A. True. If an $n \times p$ matrix $U$ has orthonormal columns, then $UU^T$ is the orthogonal projection matrix onto the column space of $U$. Therefore, $UU^T x = x$ for all $x$ in $\mathbb{R}^n$ that are in the column space of $U$.

B. False. In the Orthogonal Decomposition Theorem, the term $\hat{y}$ is the orthogonal projection of $y$ onto the subspace spanned by the vectors $u_1, \ldots, u_p$, not onto a subspace of $W$.

C. False. If $y = z_1 + z_2$, where $z_1$ is in the subspace $W$ and $z_2$ is in $W^\perp$, then $z_1$ is the orthogonal projection of $y$ onto $W$.

D. False.
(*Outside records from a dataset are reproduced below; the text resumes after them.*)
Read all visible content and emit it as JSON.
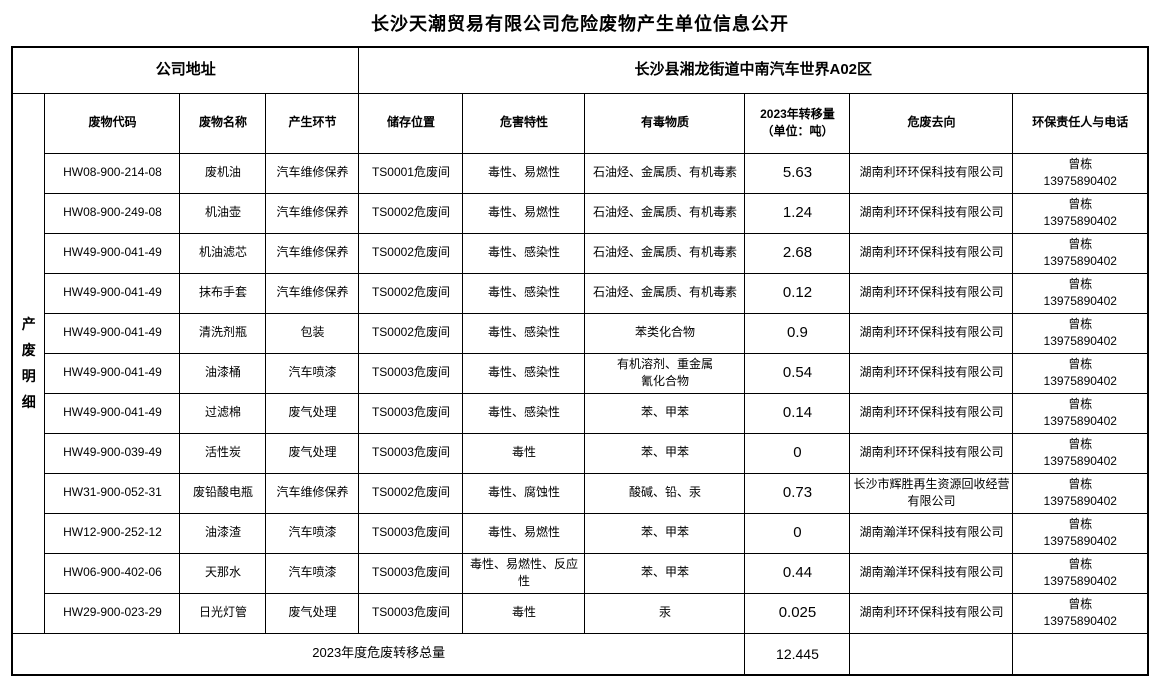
{
  "page": {
    "title": "长沙天潮贸易有限公司危险废物产生单位信息公开"
  },
  "company": {
    "address_label": "公司地址",
    "address_value": "长沙县湘龙街道中南汽车世界A02区"
  },
  "table": {
    "side_label": "产废明细",
    "columns": [
      "废物代码",
      "废物名称",
      "产生环节",
      "储存位置",
      "危害特性",
      "有毒物质",
      "2023年转移量\n（单位：吨）",
      "危废去向",
      "环保责任人与电话"
    ],
    "rows": [
      {
        "code": "HW08-900-214-08",
        "name": "废机油",
        "stage": "汽车维修保养",
        "storage": "TS0001危废间",
        "hazard": "毒性、易燃性",
        "toxic": "石油烃、金属质、有机毒素",
        "amount": "5.63",
        "destination": "湖南利环环保科技有限公司",
        "contact_name": "曾栋",
        "contact_phone": "13975890402"
      },
      {
        "code": "HW08-900-249-08",
        "name": "机油壶",
        "stage": "汽车维修保养",
        "storage": "TS0002危废间",
        "hazard": "毒性、易燃性",
        "toxic": "石油烃、金属质、有机毒素",
        "amount": "1.24",
        "destination": "湖南利环环保科技有限公司",
        "contact_name": "曾栋",
        "contact_phone": "13975890402"
      },
      {
        "code": "HW49-900-041-49",
        "name": "机油滤芯",
        "stage": "汽车维修保养",
        "storage": "TS0002危废间",
        "hazard": "毒性、感染性",
        "toxic": "石油烃、金属质、有机毒素",
        "amount": "2.68",
        "destination": "湖南利环环保科技有限公司",
        "contact_name": "曾栋",
        "contact_phone": "13975890402"
      },
      {
        "code": "HW49-900-041-49",
        "name": "抹布手套",
        "stage": "汽车维修保养",
        "storage": "TS0002危废间",
        "hazard": "毒性、感染性",
        "toxic": "石油烃、金属质、有机毒素",
        "amount": "0.12",
        "destination": "湖南利环环保科技有限公司",
        "contact_name": "曾栋",
        "contact_phone": "13975890402"
      },
      {
        "code": "HW49-900-041-49",
        "name": "清洗剂瓶",
        "stage": "包装",
        "storage": "TS0002危废间",
        "hazard": "毒性、感染性",
        "toxic": "苯类化合物",
        "amount": "0.9",
        "destination": "湖南利环环保科技有限公司",
        "contact_name": "曾栋",
        "contact_phone": "13975890402"
      },
      {
        "code": "HW49-900-041-49",
        "name": "油漆桶",
        "stage": "汽车喷漆",
        "storage": "TS0003危废间",
        "hazard": "毒性、感染性",
        "toxic": "有机溶剂、重金属\n氰化合物",
        "amount": "0.54",
        "destination": "湖南利环环保科技有限公司",
        "contact_name": "曾栋",
        "contact_phone": "13975890402"
      },
      {
        "code": "HW49-900-041-49",
        "name": "过滤棉",
        "stage": "废气处理",
        "storage": "TS0003危废间",
        "hazard": "毒性、感染性",
        "toxic": "苯、甲苯",
        "amount": "0.14",
        "destination": "湖南利环环保科技有限公司",
        "contact_name": "曾栋",
        "contact_phone": "13975890402"
      },
      {
        "code": "HW49-900-039-49",
        "name": "活性炭",
        "stage": "废气处理",
        "storage": "TS0003危废间",
        "hazard": "毒性",
        "toxic": "苯、甲苯",
        "amount": "0",
        "destination": "湖南利环环保科技有限公司",
        "contact_name": "曾栋",
        "contact_phone": "13975890402"
      },
      {
        "code": "HW31-900-052-31",
        "name": "废铅酸电瓶",
        "stage": "汽车维修保养",
        "storage": "TS0002危废间",
        "hazard": "毒性、腐蚀性",
        "toxic": "酸碱、铅、汞",
        "amount": "0.73",
        "destination": "长沙市辉胜再生资源回收经营有限公司",
        "contact_name": "曾栋",
        "contact_phone": "13975890402"
      },
      {
        "code": "HW12-900-252-12",
        "name": "油漆渣",
        "stage": "汽车喷漆",
        "storage": "TS0003危废间",
        "hazard": "毒性、易燃性",
        "toxic": "苯、甲苯",
        "amount": "0",
        "destination": "湖南瀚洋环保科技有限公司",
        "contact_name": "曾栋",
        "contact_phone": "13975890402"
      },
      {
        "code": "HW06-900-402-06",
        "name": "天那水",
        "stage": "汽车喷漆",
        "storage": "TS0003危废间",
        "hazard": "毒性、易燃性、反应性",
        "toxic": "苯、甲苯",
        "amount": "0.44",
        "destination": "湖南瀚洋环保科技有限公司",
        "contact_name": "曾栋",
        "contact_phone": "13975890402"
      },
      {
        "code": "HW29-900-023-29",
        "name": "日光灯管",
        "stage": "废气处理",
        "storage": "TS0003危废间",
        "hazard": "毒性",
        "toxic": "汞",
        "amount": "0.025",
        "destination": "湖南利环环保科技有限公司",
        "contact_name": "曾栋",
        "contact_phone": "13975890402"
      }
    ],
    "footer": {
      "label": "2023年度危废转移总量",
      "total": "12.445"
    }
  }
}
The best approximation to $y$ by elements of a subspace $W$ is the projection of $y$ onto $W$, denoted by $\text{proj}_W(y)$, not $y - \text{proj}_W(y)$.

E. True. If $W$ is a subspace of $\mathbb{R}^n$ and $v$ is in both $W$ and $W^\perp$, then $v$ must be the zero vector because the only vector in both a subspace and its orthogonal complement is the zero vector.

Thus, the true statements are A and E.